Joe Allen Gone, Joe Allen’s Closed
It was never about the menu. The highest praise restaurant critic Mimi Sheraton could muster was that “the food wasn’t too expensive,” that it was “straightforward.” But when it opened in 1965, Joe Allen’s quickly became a comfortable hangout for working actors, including this chorus-and-understudy performer.
In its heyday, the 1980s, theater folk especially loved the posters of famous Broadway failures on the walls, including the notorious “Moose Murders.” Actress Joanna Gleason cringed when Allen was nailing up her show’s poster “within minutes of our thunderous flop, ‘Nick and Nora’ closing.” He told her to “wait a bit, you’re gonna want to sit under it.” He was right.
My show was the Robert Preston starrer “Ben Franklin In Paris,” where I sang in the chorus and, as dancer, understudied the waltz that opened the second act. I would come on stage during intermission, dressed in the ball gown, and look forward to talking briefly with Preston, who was always early, too.
For a long time, I wondered why “Ben Franklin” hadn’t made the cut to be included in Allen’s hall of disasters.
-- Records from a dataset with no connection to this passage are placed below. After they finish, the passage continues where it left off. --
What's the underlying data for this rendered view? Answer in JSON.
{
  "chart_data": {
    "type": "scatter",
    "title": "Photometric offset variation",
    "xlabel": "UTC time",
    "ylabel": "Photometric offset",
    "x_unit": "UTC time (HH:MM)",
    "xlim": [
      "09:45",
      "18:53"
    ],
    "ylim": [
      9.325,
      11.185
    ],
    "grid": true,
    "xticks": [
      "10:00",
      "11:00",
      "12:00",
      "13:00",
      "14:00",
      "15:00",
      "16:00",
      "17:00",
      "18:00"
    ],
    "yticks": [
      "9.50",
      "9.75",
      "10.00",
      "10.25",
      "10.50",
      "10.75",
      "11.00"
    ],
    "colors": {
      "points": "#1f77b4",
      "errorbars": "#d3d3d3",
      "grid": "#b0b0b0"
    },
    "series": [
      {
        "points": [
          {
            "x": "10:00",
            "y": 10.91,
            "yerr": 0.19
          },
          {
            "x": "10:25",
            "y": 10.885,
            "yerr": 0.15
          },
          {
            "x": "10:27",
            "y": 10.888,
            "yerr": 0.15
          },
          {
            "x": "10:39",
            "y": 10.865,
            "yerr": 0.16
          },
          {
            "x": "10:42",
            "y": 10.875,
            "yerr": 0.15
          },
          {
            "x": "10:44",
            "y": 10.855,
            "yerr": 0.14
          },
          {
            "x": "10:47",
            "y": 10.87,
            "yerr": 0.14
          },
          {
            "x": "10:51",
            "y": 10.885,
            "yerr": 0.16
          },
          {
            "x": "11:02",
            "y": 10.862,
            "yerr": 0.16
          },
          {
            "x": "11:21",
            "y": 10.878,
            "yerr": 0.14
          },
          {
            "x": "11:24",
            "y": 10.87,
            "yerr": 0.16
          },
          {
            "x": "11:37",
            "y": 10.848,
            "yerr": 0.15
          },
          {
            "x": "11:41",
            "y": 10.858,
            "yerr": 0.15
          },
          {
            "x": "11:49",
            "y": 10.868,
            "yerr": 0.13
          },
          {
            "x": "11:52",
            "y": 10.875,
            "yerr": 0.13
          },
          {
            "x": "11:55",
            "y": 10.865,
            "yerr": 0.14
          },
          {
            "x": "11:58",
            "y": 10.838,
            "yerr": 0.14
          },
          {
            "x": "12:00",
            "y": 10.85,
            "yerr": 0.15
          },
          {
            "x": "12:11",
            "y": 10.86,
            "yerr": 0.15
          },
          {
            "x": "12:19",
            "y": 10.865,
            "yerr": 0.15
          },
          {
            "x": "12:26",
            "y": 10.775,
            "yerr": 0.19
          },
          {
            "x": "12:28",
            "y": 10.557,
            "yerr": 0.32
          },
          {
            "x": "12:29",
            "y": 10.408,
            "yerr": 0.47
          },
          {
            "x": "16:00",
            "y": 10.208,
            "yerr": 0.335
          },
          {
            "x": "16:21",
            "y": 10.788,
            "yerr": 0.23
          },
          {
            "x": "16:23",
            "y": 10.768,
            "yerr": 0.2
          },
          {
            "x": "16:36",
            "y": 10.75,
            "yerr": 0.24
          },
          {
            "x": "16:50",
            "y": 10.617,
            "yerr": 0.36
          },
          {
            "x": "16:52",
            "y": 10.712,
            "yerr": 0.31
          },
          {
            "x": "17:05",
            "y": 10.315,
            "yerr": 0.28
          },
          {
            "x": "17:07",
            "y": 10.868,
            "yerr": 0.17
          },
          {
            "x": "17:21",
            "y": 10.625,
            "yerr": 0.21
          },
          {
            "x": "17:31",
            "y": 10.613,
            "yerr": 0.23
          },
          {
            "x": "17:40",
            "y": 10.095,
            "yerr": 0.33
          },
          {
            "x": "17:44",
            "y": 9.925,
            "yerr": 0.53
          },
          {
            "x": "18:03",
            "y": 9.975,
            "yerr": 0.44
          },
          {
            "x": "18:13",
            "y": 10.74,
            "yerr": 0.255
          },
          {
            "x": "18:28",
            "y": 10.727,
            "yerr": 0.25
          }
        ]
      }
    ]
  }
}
But then, we’d run for 215 performances. While we hadn’t been a hit, we weren’t really a failure. As Allen had said, any show that gives that much work to actors isn’t a flop. So it was a relief that our show wasn’t on the walls, but also — somehow — a disappointment.
Reserved. Laconic. Taciturn. In the obituaries, there were few warm descriptions of Allen, who died last week at 87. But the memories recorded credited the man’s attention to detail. They also noted his vision: opening his named watering hole when 46th Street west of Eighth Avenue, at the edge of the theater district, was a chancy choice.
In 1983, Allen opened Orso next door, a slightly more upscale version of Joe Allen’s, but with the same out-of-work-actor-wait-staff. Up a small staircase, the intimate Bar Centrale opened in 2005. Insiders moved on from Allen’s to Orso and, often, upstairs.
Over time, Allen expanded to offshoots as far away as Paris and London, but as he aged, he retrenched. At 87, he died at an assisted living facility in Hampton, N.H., not far from the children he had abandoned as toddlers but had reconnected with as adults. In fact, he brought his son and daughter into his businesses.
Allen was famously private. He’d sit by himself near the bar with a glass of red wine in front of him. A thin man who looked like he didn’t want to be there, yet he always seemed to be.
So what now for Joe Allen’s? Walking through what has become Restaurant Row, the devastation wrought by the pandemic is all encompassing. While a banner proclaims that the street is open, there are only a couple of covered sidewalk eateries visible. Many of the spots are boarded up with for rent signs in their windows. Orso and Joe Allen are closed tight.
There aren’t enough locals to keep the once bustling street bouncing, and until the theaters reopen and the tourists come back, Restaurant Row and every eatery on it is problematic. Those restaurants are visible victims of COVID-19.
The Broadway League trade group says it’ll probably be six to nine months before Broadway reopens. The theater owners seem confident: so many of their houses are enveloped by construction bridges. Joe Allen is gone, but — with its walls of posters — Joe Allen’s plans to come back.